Taking a cue from some international airlines, notably Australia’s Qantas Airways, India’s national carrier Air India is planning to start its own version of “flights to nowhere” that will take-off from and land at the same airport, taking flyers on a picturesque journey in a bid to scratch the travel itch.
Airline officials familiar with the developments told HT that these “scenic joy flights” will be low-flying expeditions that give passengers an aerial tour of famous spots in India. What these spots will be is still being discussed, as is pricing and other modalities, the officials added.
“Yes, we are exploring the possibility of starting a scenic flight service. Other details are to be decided,” an Air India spokesperson said, adding that wide-body aircraft such as the Boeing 747 will be used for the service.

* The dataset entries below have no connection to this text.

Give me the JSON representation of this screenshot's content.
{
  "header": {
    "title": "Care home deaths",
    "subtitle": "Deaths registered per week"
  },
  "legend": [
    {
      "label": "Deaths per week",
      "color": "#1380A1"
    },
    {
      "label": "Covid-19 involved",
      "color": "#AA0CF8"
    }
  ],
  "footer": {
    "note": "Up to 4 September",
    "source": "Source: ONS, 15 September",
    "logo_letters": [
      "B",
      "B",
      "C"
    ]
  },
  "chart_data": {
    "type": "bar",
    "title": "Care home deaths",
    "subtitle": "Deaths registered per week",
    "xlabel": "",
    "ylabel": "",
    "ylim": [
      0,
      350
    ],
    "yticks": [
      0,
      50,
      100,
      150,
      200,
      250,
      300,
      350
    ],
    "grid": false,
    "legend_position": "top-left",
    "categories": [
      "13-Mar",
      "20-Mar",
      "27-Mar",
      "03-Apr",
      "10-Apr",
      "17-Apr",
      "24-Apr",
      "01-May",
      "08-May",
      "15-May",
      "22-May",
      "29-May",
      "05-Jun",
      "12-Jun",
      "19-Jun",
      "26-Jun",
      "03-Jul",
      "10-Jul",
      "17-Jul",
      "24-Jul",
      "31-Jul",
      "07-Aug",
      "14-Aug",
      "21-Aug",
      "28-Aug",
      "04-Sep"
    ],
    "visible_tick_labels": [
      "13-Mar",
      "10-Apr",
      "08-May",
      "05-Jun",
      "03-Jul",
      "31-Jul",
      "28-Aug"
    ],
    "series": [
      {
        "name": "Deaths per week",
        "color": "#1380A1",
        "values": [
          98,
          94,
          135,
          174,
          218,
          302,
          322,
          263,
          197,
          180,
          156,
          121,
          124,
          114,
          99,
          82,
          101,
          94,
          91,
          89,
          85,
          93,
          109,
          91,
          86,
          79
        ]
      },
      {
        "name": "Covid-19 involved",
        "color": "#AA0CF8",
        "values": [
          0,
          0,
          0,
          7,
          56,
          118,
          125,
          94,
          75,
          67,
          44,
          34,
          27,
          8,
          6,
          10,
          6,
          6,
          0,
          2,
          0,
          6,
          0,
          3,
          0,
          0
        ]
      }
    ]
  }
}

A second official, who asked not to be named, said that the idea was discussed earlier this month after Qantas announced seven-hour-long flights during which the passenger will be able to spot attractions such as the Great Barrier Reef and the Sydney Harbour. Qantas announced that the flights -- priced between $575 and $2,765 (between ₹42,000 and ₹2 lakh)depending on the cabin class -- were sold out in 10 minutes. Apart from Qantas, other airlines, including Royal Brunei, are operating similar flights.
Health experts, however, warned that these flights may be an avoidable risk at a time when cases in India are still rising, and that only essential travel is recommended.

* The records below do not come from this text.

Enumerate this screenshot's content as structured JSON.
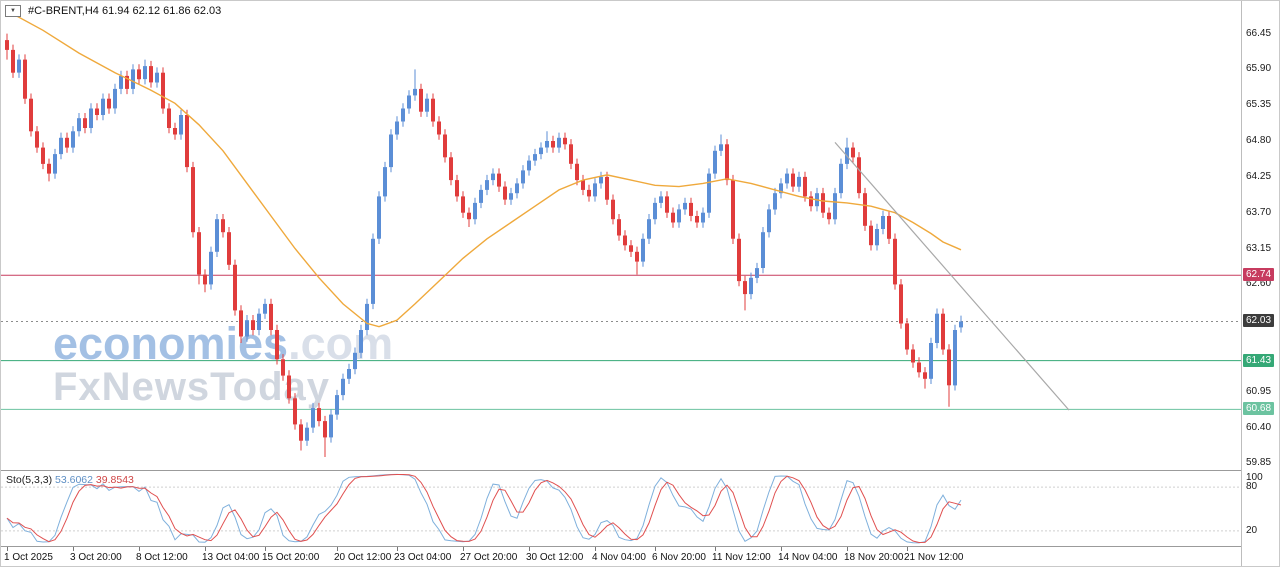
{
  "header": {
    "symbol_ohlc": "#C-BRENT,H4 61.94 62.12 61.86 62.03"
  },
  "icons": {
    "dropdown": "▼"
  },
  "watermark": {
    "brand": "economies",
    "brand_suffix": ".com",
    "line2": "FxNewsToday"
  },
  "chart_data": {
    "type": "candlestick",
    "title": "#C-BRENT,H4",
    "symbol": "#C-BRENT",
    "timeframe": "H4",
    "last_ohlc": {
      "open": 61.94,
      "high": 62.12,
      "low": 61.86,
      "close": 62.03
    },
    "ylim": [
      59.75,
      66.95
    ],
    "price_ticks": [
      66.45,
      65.9,
      65.35,
      64.8,
      64.25,
      63.7,
      63.15,
      62.6,
      60.95,
      60.4,
      59.85
    ],
    "price_badges": [
      {
        "value": 62.74,
        "bg": "#c73b5f"
      },
      {
        "value": 62.03,
        "bg": "#3c3c3c"
      },
      {
        "value": 61.43,
        "bg": "#35a876"
      },
      {
        "value": 60.68,
        "bg": "#6cc3a0"
      }
    ],
    "hlines": [
      {
        "price": 62.74,
        "color": "#c73b5f",
        "style": "solid"
      },
      {
        "price": 62.03,
        "color": "#8c8c8c",
        "style": "dashed"
      },
      {
        "price": 61.43,
        "color": "#35a876",
        "style": "solid"
      },
      {
        "price": 60.68,
        "color": "#6cc3a0",
        "style": "solid"
      }
    ],
    "time_ticks": [
      {
        "label": "1 Oct 2025",
        "bar": 0
      },
      {
        "label": "3 Oct 20:00",
        "bar": 11
      },
      {
        "label": "8 Oct 12:00",
        "bar": 22
      },
      {
        "label": "13 Oct 04:00",
        "bar": 33
      },
      {
        "label": "15 Oct 20:00",
        "bar": 43
      },
      {
        "label": "20 Oct 12:00",
        "bar": 55
      },
      {
        "label": "23 Oct 04:00",
        "bar": 65
      },
      {
        "label": "27 Oct 20:00",
        "bar": 76
      },
      {
        "label": "30 Oct 12:00",
        "bar": 87
      },
      {
        "label": "4 Nov 04:00",
        "bar": 98
      },
      {
        "label": "6 Nov 20:00",
        "bar": 108
      },
      {
        "label": "11 Nov 12:00",
        "bar": 118
      },
      {
        "label": "14 Nov 04:00",
        "bar": 129
      },
      {
        "label": "18 Nov 20:00",
        "bar": 140
      },
      {
        "label": "21 Nov 12:00",
        "bar": 150
      }
    ],
    "candles": [
      [
        66.35,
        66.45,
        66.05,
        66.2
      ],
      [
        66.2,
        66.28,
        65.77,
        65.85
      ],
      [
        65.85,
        66.13,
        65.77,
        66.05
      ],
      [
        66.05,
        66.13,
        65.37,
        65.45
      ],
      [
        65.45,
        65.53,
        64.87,
        64.95
      ],
      [
        64.95,
        65.03,
        64.62,
        64.7
      ],
      [
        64.7,
        64.78,
        64.37,
        64.45
      ],
      [
        64.45,
        64.53,
        64.18,
        64.3
      ],
      [
        64.3,
        64.68,
        64.22,
        64.6
      ],
      [
        64.6,
        64.93,
        64.52,
        64.85
      ],
      [
        64.85,
        64.93,
        64.62,
        64.7
      ],
      [
        64.7,
        65.03,
        64.62,
        64.95
      ],
      [
        64.95,
        65.23,
        64.87,
        65.15
      ],
      [
        65.15,
        65.23,
        64.92,
        65.0
      ],
      [
        65.0,
        65.38,
        64.92,
        65.3
      ],
      [
        65.3,
        65.38,
        65.12,
        65.2
      ],
      [
        65.2,
        65.53,
        65.12,
        65.45
      ],
      [
        65.45,
        65.53,
        65.22,
        65.3
      ],
      [
        65.3,
        65.68,
        65.22,
        65.6
      ],
      [
        65.6,
        65.88,
        65.52,
        65.8
      ],
      [
        65.8,
        65.88,
        65.52,
        65.6
      ],
      [
        65.6,
        65.98,
        65.52,
        65.9
      ],
      [
        65.9,
        65.98,
        65.67,
        65.75
      ],
      [
        65.75,
        66.05,
        65.67,
        65.95
      ],
      [
        65.95,
        66.03,
        65.62,
        65.7
      ],
      [
        65.7,
        65.93,
        65.62,
        65.85
      ],
      [
        65.85,
        65.93,
        65.22,
        65.3
      ],
      [
        65.3,
        65.38,
        64.92,
        65.0
      ],
      [
        65.0,
        65.08,
        64.82,
        64.9
      ],
      [
        64.9,
        65.28,
        64.82,
        65.2
      ],
      [
        65.2,
        65.28,
        64.32,
        64.4
      ],
      [
        64.4,
        64.48,
        63.32,
        63.4
      ],
      [
        63.4,
        63.48,
        62.6,
        62.75
      ],
      [
        62.75,
        62.83,
        62.48,
        62.6
      ],
      [
        62.6,
        63.18,
        62.52,
        63.1
      ],
      [
        63.1,
        63.68,
        63.02,
        63.6
      ],
      [
        63.6,
        63.68,
        63.32,
        63.4
      ],
      [
        63.4,
        63.48,
        62.82,
        62.9
      ],
      [
        62.9,
        62.98,
        62.12,
        62.2
      ],
      [
        62.2,
        62.28,
        61.7,
        61.8
      ],
      [
        61.8,
        62.13,
        61.72,
        62.05
      ],
      [
        62.05,
        62.13,
        61.82,
        61.9
      ],
      [
        61.9,
        62.23,
        61.82,
        62.15
      ],
      [
        62.15,
        62.38,
        62.07,
        62.3
      ],
      [
        62.3,
        62.38,
        61.82,
        61.9
      ],
      [
        61.9,
        61.98,
        61.37,
        61.45
      ],
      [
        61.45,
        61.53,
        61.12,
        61.2
      ],
      [
        61.2,
        61.28,
        60.77,
        60.85
      ],
      [
        60.85,
        60.93,
        60.37,
        60.45
      ],
      [
        60.45,
        60.53,
        60.05,
        60.2
      ],
      [
        60.2,
        60.48,
        60.12,
        60.4
      ],
      [
        60.4,
        60.78,
        60.32,
        60.7
      ],
      [
        60.7,
        60.78,
        60.42,
        60.5
      ],
      [
        60.5,
        60.58,
        59.95,
        60.25
      ],
      [
        60.25,
        60.68,
        60.17,
        60.6
      ],
      [
        60.6,
        60.98,
        60.52,
        60.9
      ],
      [
        60.9,
        61.23,
        60.82,
        61.15
      ],
      [
        61.15,
        61.38,
        61.07,
        61.3
      ],
      [
        61.3,
        61.63,
        61.22,
        61.55
      ],
      [
        61.55,
        61.98,
        61.47,
        61.9
      ],
      [
        61.9,
        62.38,
        61.82,
        62.3
      ],
      [
        62.3,
        63.38,
        62.22,
        63.3
      ],
      [
        63.3,
        64.03,
        63.22,
        63.95
      ],
      [
        63.95,
        64.48,
        63.87,
        64.4
      ],
      [
        64.4,
        64.98,
        64.32,
        64.9
      ],
      [
        64.9,
        65.18,
        64.82,
        65.1
      ],
      [
        65.1,
        65.38,
        65.02,
        65.3
      ],
      [
        65.3,
        65.58,
        65.22,
        65.5
      ],
      [
        65.5,
        65.9,
        65.42,
        65.6
      ],
      [
        65.6,
        65.68,
        65.17,
        65.25
      ],
      [
        65.25,
        65.53,
        65.17,
        65.45
      ],
      [
        65.45,
        65.53,
        65.02,
        65.1
      ],
      [
        65.1,
        65.18,
        64.82,
        64.9
      ],
      [
        64.9,
        64.98,
        64.47,
        64.55
      ],
      [
        64.55,
        64.63,
        64.12,
        64.2
      ],
      [
        64.2,
        64.28,
        63.87,
        63.95
      ],
      [
        63.95,
        64.03,
        63.62,
        63.7
      ],
      [
        63.7,
        63.78,
        63.48,
        63.6
      ],
      [
        63.6,
        63.93,
        63.52,
        63.85
      ],
      [
        63.85,
        64.13,
        63.77,
        64.05
      ],
      [
        64.05,
        64.28,
        63.97,
        64.2
      ],
      [
        64.2,
        64.38,
        64.12,
        64.3
      ],
      [
        64.3,
        64.38,
        64.02,
        64.1
      ],
      [
        64.1,
        64.18,
        63.82,
        63.9
      ],
      [
        63.9,
        64.08,
        63.82,
        64.0
      ],
      [
        64.0,
        64.23,
        63.92,
        64.15
      ],
      [
        64.15,
        64.43,
        64.07,
        64.35
      ],
      [
        64.35,
        64.58,
        64.27,
        64.5
      ],
      [
        64.5,
        64.68,
        64.42,
        64.6
      ],
      [
        64.6,
        64.78,
        64.52,
        64.7
      ],
      [
        64.7,
        64.95,
        64.62,
        64.8
      ],
      [
        64.8,
        64.88,
        64.62,
        64.7
      ],
      [
        64.7,
        64.93,
        64.62,
        64.85
      ],
      [
        64.85,
        64.93,
        64.67,
        64.75
      ],
      [
        64.75,
        64.83,
        64.37,
        64.45
      ],
      [
        64.45,
        64.53,
        64.12,
        64.2
      ],
      [
        64.2,
        64.28,
        63.97,
        64.05
      ],
      [
        64.05,
        64.13,
        63.87,
        63.95
      ],
      [
        63.95,
        64.23,
        63.87,
        64.15
      ],
      [
        64.15,
        64.33,
        64.07,
        64.25
      ],
      [
        64.25,
        64.33,
        63.82,
        63.9
      ],
      [
        63.9,
        63.98,
        63.52,
        63.6
      ],
      [
        63.6,
        63.68,
        63.27,
        63.35
      ],
      [
        63.35,
        63.43,
        63.12,
        63.2
      ],
      [
        63.2,
        63.28,
        63.02,
        63.1
      ],
      [
        63.1,
        63.18,
        62.75,
        62.95
      ],
      [
        62.95,
        63.38,
        62.87,
        63.3
      ],
      [
        63.3,
        63.68,
        63.22,
        63.6
      ],
      [
        63.6,
        63.93,
        63.52,
        63.85
      ],
      [
        63.85,
        64.03,
        63.77,
        63.95
      ],
      [
        63.95,
        64.03,
        63.62,
        63.7
      ],
      [
        63.7,
        63.78,
        63.47,
        63.55
      ],
      [
        63.55,
        63.83,
        63.47,
        63.75
      ],
      [
        63.75,
        63.93,
        63.67,
        63.85
      ],
      [
        63.85,
        63.93,
        63.57,
        63.65
      ],
      [
        63.65,
        63.73,
        63.47,
        63.55
      ],
      [
        63.55,
        63.78,
        63.47,
        63.7
      ],
      [
        63.7,
        64.38,
        63.62,
        64.3
      ],
      [
        64.3,
        64.73,
        64.22,
        64.65
      ],
      [
        64.65,
        64.9,
        64.57,
        64.75
      ],
      [
        64.75,
        64.83,
        64.12,
        64.2
      ],
      [
        64.2,
        64.28,
        63.22,
        63.3
      ],
      [
        63.3,
        63.38,
        62.57,
        62.65
      ],
      [
        62.65,
        62.73,
        62.2,
        62.45
      ],
      [
        62.45,
        62.78,
        62.37,
        62.7
      ],
      [
        62.7,
        62.93,
        62.62,
        62.85
      ],
      [
        62.85,
        63.48,
        62.77,
        63.4
      ],
      [
        63.4,
        63.83,
        63.32,
        63.75
      ],
      [
        63.75,
        64.08,
        63.67,
        64.0
      ],
      [
        64.0,
        64.23,
        63.92,
        64.15
      ],
      [
        64.15,
        64.38,
        64.07,
        64.3
      ],
      [
        64.3,
        64.38,
        64.02,
        64.1
      ],
      [
        64.1,
        64.33,
        64.02,
        64.25
      ],
      [
        64.25,
        64.33,
        63.87,
        63.95
      ],
      [
        63.95,
        64.03,
        63.72,
        63.8
      ],
      [
        63.8,
        64.08,
        63.72,
        64.0
      ],
      [
        64.0,
        64.08,
        63.62,
        63.7
      ],
      [
        63.7,
        63.78,
        63.52,
        63.6
      ],
      [
        63.6,
        64.08,
        63.52,
        64.0
      ],
      [
        64.0,
        64.53,
        63.92,
        64.45
      ],
      [
        64.45,
        64.85,
        64.37,
        64.7
      ],
      [
        64.7,
        64.78,
        64.47,
        64.55
      ],
      [
        64.55,
        64.63,
        63.92,
        64.0
      ],
      [
        64.0,
        64.08,
        63.42,
        63.5
      ],
      [
        63.5,
        63.58,
        63.12,
        63.2
      ],
      [
        63.2,
        63.53,
        63.12,
        63.45
      ],
      [
        63.45,
        63.73,
        63.37,
        63.65
      ],
      [
        63.65,
        63.73,
        63.22,
        63.3
      ],
      [
        63.3,
        63.38,
        62.52,
        62.6
      ],
      [
        62.6,
        62.68,
        61.92,
        62.0
      ],
      [
        62.0,
        62.08,
        61.52,
        61.6
      ],
      [
        61.6,
        61.68,
        61.32,
        61.4
      ],
      [
        61.4,
        61.48,
        61.17,
        61.25
      ],
      [
        61.25,
        61.33,
        61.0,
        61.15
      ],
      [
        61.15,
        61.78,
        61.07,
        61.7
      ],
      [
        61.7,
        62.23,
        61.62,
        62.15
      ],
      [
        62.15,
        62.23,
        61.52,
        61.6
      ],
      [
        61.6,
        61.68,
        60.72,
        61.05
      ],
      [
        61.05,
        61.98,
        60.97,
        61.9
      ],
      [
        61.94,
        62.12,
        61.86,
        62.03
      ]
    ],
    "ma_points": [
      [
        0,
        66.8
      ],
      [
        6,
        66.5
      ],
      [
        12,
        66.15
      ],
      [
        18,
        65.85
      ],
      [
        24,
        65.58
      ],
      [
        28,
        65.38
      ],
      [
        32,
        65.05
      ],
      [
        36,
        64.65
      ],
      [
        40,
        64.15
      ],
      [
        44,
        63.65
      ],
      [
        48,
        63.15
      ],
      [
        52,
        62.7
      ],
      [
        56,
        62.3
      ],
      [
        60,
        62.0
      ],
      [
        62,
        61.95
      ],
      [
        65,
        62.05
      ],
      [
        68,
        62.3
      ],
      [
        72,
        62.65
      ],
      [
        76,
        63.0
      ],
      [
        80,
        63.3
      ],
      [
        84,
        63.55
      ],
      [
        88,
        63.8
      ],
      [
        92,
        64.05
      ],
      [
        96,
        64.2
      ],
      [
        100,
        64.28
      ],
      [
        104,
        64.2
      ],
      [
        108,
        64.12
      ],
      [
        112,
        64.1
      ],
      [
        116,
        64.15
      ],
      [
        120,
        64.22
      ],
      [
        124,
        64.15
      ],
      [
        128,
        64.05
      ],
      [
        132,
        63.95
      ],
      [
        136,
        63.88
      ],
      [
        140,
        63.85
      ],
      [
        144,
        63.8
      ],
      [
        148,
        63.7
      ],
      [
        151,
        63.55
      ],
      [
        154,
        63.38
      ],
      [
        156,
        63.25
      ],
      [
        158,
        63.17
      ],
      [
        159,
        63.13
      ]
    ],
    "trendline": {
      "from": [
        138,
        64.78
      ],
      "to": [
        177,
        60.67
      ]
    },
    "stochastic": {
      "label": "Sto(5,3,3)",
      "value_main": "53.6062",
      "value_signal": "39.8543",
      "k_period": 5,
      "d_period": 3,
      "slowing": 3,
      "range": [
        0,
        100
      ],
      "levels": [
        100,
        80,
        20
      ],
      "level_lines": [
        80,
        20
      ]
    },
    "colors": {
      "bull": "#5b8ed6",
      "bear": "#e03c3c",
      "ma": "#efa93c",
      "trendline": "#a8a8a8",
      "sto_main": "#7fb0dc",
      "sto_signal": "#e05050",
      "bg": "#ffffff"
    }
  }
}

Doctor RK Singhal, director, department of medicine, at Delhi’s BLK Super Speciality Hospital, said Covid-19 cases in the country are going over 90,000 a day and at least 4000 daily in Delhi. “This is the tip of the iceberg. The numbers are on a continuous rise... When cases are still to peak in the country, such unnecessary movements need to be restricted,” Singhal said.
Aviation expert Mark Martin said low-level flying usually means flying aircraft at 1,000 feet above the Minimum Obstacle Clearance Altitude (MOCA), which varies from place to place depending on obstacles and visibility. “Usually this depends on the region in which an aircraft is flying. For example, for Mumbai, the MOCA is about 3,000 feet. In such cases the air traffic control takes the call and allows an aircraft the level it can fly lowest at,” Martin said.

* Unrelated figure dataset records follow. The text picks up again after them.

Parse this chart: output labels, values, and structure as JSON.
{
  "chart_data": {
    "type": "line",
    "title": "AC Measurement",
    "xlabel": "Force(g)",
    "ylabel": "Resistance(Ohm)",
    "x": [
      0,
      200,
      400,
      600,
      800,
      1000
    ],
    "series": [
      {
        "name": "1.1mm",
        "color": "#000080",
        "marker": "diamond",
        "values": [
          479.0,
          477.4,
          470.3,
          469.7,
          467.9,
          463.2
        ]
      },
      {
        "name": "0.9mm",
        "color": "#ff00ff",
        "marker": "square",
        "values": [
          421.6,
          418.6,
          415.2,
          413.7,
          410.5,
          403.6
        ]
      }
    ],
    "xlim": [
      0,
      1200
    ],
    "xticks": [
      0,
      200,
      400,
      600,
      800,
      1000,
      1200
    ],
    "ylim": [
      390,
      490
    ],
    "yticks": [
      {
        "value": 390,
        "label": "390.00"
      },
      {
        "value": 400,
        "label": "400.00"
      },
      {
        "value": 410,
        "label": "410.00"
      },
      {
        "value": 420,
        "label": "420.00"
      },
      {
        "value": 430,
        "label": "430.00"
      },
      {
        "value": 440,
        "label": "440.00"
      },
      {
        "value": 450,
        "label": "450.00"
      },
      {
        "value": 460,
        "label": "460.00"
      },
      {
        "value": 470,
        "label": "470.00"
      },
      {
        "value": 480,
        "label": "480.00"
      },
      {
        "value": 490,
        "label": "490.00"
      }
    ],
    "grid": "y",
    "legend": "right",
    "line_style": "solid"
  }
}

He said a Boeing 747 can fly as low as 500 to 1,000 feet for display flights, but in what regions it can be allowed to fly that low depends on the region and on the Air Traffic Control’s safety approval.
Cruising speed of a normal Boeing 747 during a low-altitude flight would be around 250 knots i.e. roughly 400 km per hour.
After a two-month suspension of airspace in March to contain the spread of the coronavirus disease, India resumed flight operations on May 25. International flights are going only to select destinations under an “air bubble” arrangement under the Vande Bharat Mission. Domestic flights in India are operating to allroutes, but with strict safety measures in place.
“Of late, many flyers have taken to social media to narrate how they feel about not being able to go on vacations or fly out of their cities because of Covid outbreak. Many also spoke about how they miss flyings but cannot go to tourist destinations as tourism is also affected due to existing restrictions in the country. The ‘joy flights’ will get experience of flying back, and will also be something never experienced before. It is expected to be welcomed by the Indian flyers also,” said a third official aware of the development who asked not to be named.
But experts warned that Covid safety measures will have to be considered.
At least three studies have analysed in-flight transmission of Covid-19. They found that the air circulation inside the airplane cabin may have reduced the rate of transmission and that wearing masks could further reduce the risk of spread, while seat proximity increased this risk. In one of the instances, a 10-hour flight from London to Hanoi resulted in 15 people getting infected from one index patient. The second detailed in-flight transmission in two people on a 4 hour, 40 minute Tel Aviv-Frankfurt flight and the third studied transmission in two passengers and two crew members on a 15-hour flight from Boston to Hong Kong.
Doctor T Jacob John, a retired professor of clinical virology at Christian Medical College, Vellore said it is crucial that airlines take all necessary precautions. “This will get people out of monotony and airlines will earn revenue at the same time. Everyone must wear a mask. Transmission inside an aircraft does occur, but at a slow pace because the air is sucked away regularly and is recycled. There’s some risk but if people will be properly screened it’s a good initiative. Im sure airline will be considering all safety precautions,” John said.